Electrochemiluminescence bioassay for thrombin based on dynamic assembly of aptamer, thrombin and N-(aminobutyl)-N-(ethylisoluminol) functionalized gold nanoparticles

• Published in: Electrochimica acta Vol. 125; pp. 156 - 162
• Main Authors: Yu, Xiuxia, Cui, Hua
• Format: Journal Article
• Language: English
• Published: Elsevier Ltd 10.04.2014
• Subjects: (aminobutyl)-N-(ethylisoluminol) functionalized gold nanoparticles; Aptamer; Binding; Bioassay; Deoxyribonucleic acid; Dynamics; Electrochemiluminescence; Electrodes; Gold; Nanoparticles; Thrombin; (aminobutyl)-N-(ethylisoluminol) functionalized gold nanoparticles; Thrombin; Aptamer; Electrochemiluminescence
• ISSN: 0013-4686; 1873-3859
• DOI: 10.1016/j.electacta.2014.01.098

•A novel ECL bioassay was developed for the detection of thrombin.•The bioassay was based on dynamic assembly of aptamer, thrombin and ABEI-AuNPs.•The dynamic interaction can effectively avoid the interference of the matrix.•The bioassay is sensitive, specific, simple and fast.•It is also of application potential for other biologically important substances. An electrochemiluminescence (ECL) bioassay was developed for the sensitive and selective detection of thrombin, based on dynamic interaction of aptamer, thrombin and N-(aminobutyl)-N-(ethylisoluminol) (ABEI) functionalized gold nanoparticles (ABEI-AuNPs). Gold nanoparticles by citrate reduction (AuNPs) were firstly assembled onto a gold electrode through 1, 3-propanedithiol, which was further connected with thiolated DNA capture probe. Then biotinylated DNA aptamer probe was assembled onto the modified electrode through the hybridization between capture probe and aptamer probe.
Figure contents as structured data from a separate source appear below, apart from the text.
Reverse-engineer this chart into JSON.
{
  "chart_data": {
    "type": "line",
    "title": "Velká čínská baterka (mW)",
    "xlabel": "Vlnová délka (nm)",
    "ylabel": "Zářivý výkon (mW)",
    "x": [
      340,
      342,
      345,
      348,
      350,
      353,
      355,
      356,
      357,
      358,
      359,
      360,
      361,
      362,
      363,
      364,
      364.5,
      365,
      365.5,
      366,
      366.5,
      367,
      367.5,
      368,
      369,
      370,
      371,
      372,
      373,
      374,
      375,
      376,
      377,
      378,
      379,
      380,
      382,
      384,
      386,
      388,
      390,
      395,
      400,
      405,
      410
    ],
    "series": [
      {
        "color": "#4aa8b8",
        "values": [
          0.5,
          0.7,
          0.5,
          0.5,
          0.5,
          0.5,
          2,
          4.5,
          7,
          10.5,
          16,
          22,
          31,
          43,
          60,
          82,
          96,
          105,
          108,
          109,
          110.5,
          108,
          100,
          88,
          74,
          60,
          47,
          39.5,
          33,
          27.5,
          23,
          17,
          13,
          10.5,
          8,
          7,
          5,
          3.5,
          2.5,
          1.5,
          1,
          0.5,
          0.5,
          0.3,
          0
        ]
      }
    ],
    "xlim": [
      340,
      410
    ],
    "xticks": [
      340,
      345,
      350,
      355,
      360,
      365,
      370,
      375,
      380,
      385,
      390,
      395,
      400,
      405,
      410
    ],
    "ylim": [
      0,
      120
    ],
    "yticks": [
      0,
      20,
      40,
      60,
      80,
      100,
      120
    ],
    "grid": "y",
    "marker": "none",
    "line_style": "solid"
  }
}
After adding target thrombin, aptamer could bind tightly to target molecules to form a tertiary target–aptamer complex with a binding constant greater than DNA duplex, leading to partial extrication of biotinylated DNA aptamer probe from the surface of electrode. Finally, the ABEI-AuNPs coated with streptavidin (SA) were connected with the biotinylated DNA aptamer probe left after specific binding with thrombin to form the aptamer-ABEI-AuNPs complex on the electrode. When a double-step potential was applied to the electrode, an ECL signal was generated and recorded. The decrease of ECL signal was in proportion to the concentration of thrombin over the range of 1.0×10−12–1.0×10−9M with a detection limit of 3.8×10−13M. The proposed bioassay for the determination of thrombin is sensitive, specific, simple and fast. Finally, being challenged in real blood sample, the proposed bioassay was confirmed to be a good prospect for the detection of thrombin. This work provides a new way to design aptamer-based protocols for the determination of biologically important substances.